US book initiative boost for pupils

AN AMERICAN teacher has donated about 16000 books to schools around East London since 2009.

Joanne Guzzi started thinking of helping underprivileged schools in the area after her first visit to East London and in particular, schools in the area.

“In 2008 I came to learn about the legacy of apartheid when I visited the country. I went back to the US but could not forget what I had seen – the idea of one book in a class of 48 made me want to come and give back,” she said.

KIND GESTURE: American teacher Joanne Guzzi, far right, donated 2600 books to New Generation Primary recently. The donation went hand-in-hand with the Masibumbane Development Organisation’s reading programme to encourage reading at primary schools in the region. At the handing over occasion was school principal Cecil Peters, left, and Nomfundiso Rafuza from Masibumbane Picture: BERNIE NEL

Last month the Good Samaritan brought along with her 2600 books for the New Generation Primary School in Egoli Township, as part of the Open Books Open Minds (OBOM) programme.

OBOM trains teachers how to encourage reading and guides them as to the different styles of how to develop a love for reading in children.

Six years ago a South Africa Partners project, Masibumbane Development Organisation was launched and, since then, the book donation has gone through the organisation. One of their programmes is the OBOM.

The school that Guzzi teaches at, John D Runkle School in Massachusetts has a book trading programme, where pupils are able swap books. She said she jumped at the idea of starting a Kids to Kids book drive in 2009 to get pupils from her school to donate books to needy kids in South Africa.

They also raise funds and buy books to be donated in SA.

Guzzi has been to East London regularly since 2008, each time with a new consignment of books for a different needy school to utilise.
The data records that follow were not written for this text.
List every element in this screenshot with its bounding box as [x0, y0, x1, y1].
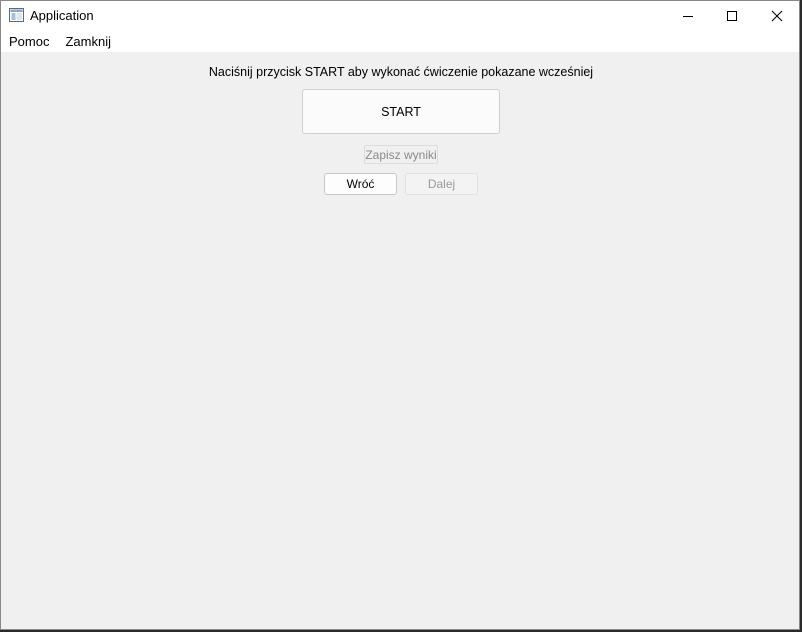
window-title: Application — [30, 8, 94, 23]
application-window: Application Pomoc Zamknij Naciśnij przyc… — [0, 0, 800, 630]
start-button[interactable]: START — [302, 89, 500, 134]
title-bar[interactable]: Application — [1, 1, 799, 31]
minimize-button[interactable] — [665, 1, 711, 31]
instruction-label: Naciśnij przycisk START aby wykonać ćwic… — [208, 65, 594, 79]
back-button[interactable]: Wróć — [324, 173, 397, 195]
next-button[interactable]: Dalej — [405, 173, 478, 195]
menu-pomoc[interactable]: Pomoc — [1, 31, 57, 52]
menu-bar: Pomoc Zamknij — [1, 31, 799, 52]
save-results-button[interactable]: Zapisz wyniki — [364, 145, 438, 164]
main-content: Naciśnij przycisk START aby wykonać ćwic… — [1, 52, 799, 629]
close-button[interactable] — [754, 1, 799, 31]
menu-zamknij[interactable]: Zamknij — [57, 31, 119, 52]
maximize-button[interactable] — [709, 1, 755, 31]
close-icon — [771, 10, 783, 22]
app-window-icon — [9, 8, 24, 22]
maximize-icon — [727, 11, 737, 21]
minimize-icon — [683, 16, 693, 17]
She first came to South Africa through the South Africa Partners, an organisation that “works to build capacity and to strengthen the health and education infrastructure within South Africa”.

South Africa Partners seeks to build mutually beneficial partnerships between the United States and South Africa to promote universal access to quality healthcare and education.

Guzzi said: “We donate to a different school every year, rotating between the schools”.

The American teacher said that she went back to Brookline, Massachusetts, every year and informed pupils of the school the books were donated to.

Masibumbane’s Nomfundiso Rafuza says they “deal with education from the cradle to college”.

New Generation pupils are overjoyed with their new reading material

“We initially started the [book donation] project at AW Barnes, Parkside and Pefferville primary schools but decided to expand it this year and this is why we’re at New Generation. It has been very interesting to see what it does for teachers and learners. It helps teachers and empowers learners.

“The reading project is developing learners through their engagement; they are sharing and engaging more in class now and this is growth. Improving reading for pupils helps them cope later in the education system by laying the foundation now,” Rafuza said.

A mentor/coach of the Open Book Open Mind programme, Ruth Dela Rosa, said that teachers really appreciated their work. “We don’t just give workshops to teachers but also do follow-ups afterwards – and they love this,” Dela Rosa said.

New Generation teacher Kathy Theron said the project was “really encouraging co-operative learning”.

“It improves critical thinking and we love the interaction with the learners,” said the Grade 6 teacher who has been on OBOM training.

School principal Cecil Peters was very thankful for the donation and OBOM.

“It works like a bomb, OBOM. Teachers say that [English] second language learners talk more in class now and are not shy of how they speak anymore. I would like to thank all involved for bringing this programme to our school,” Peters said.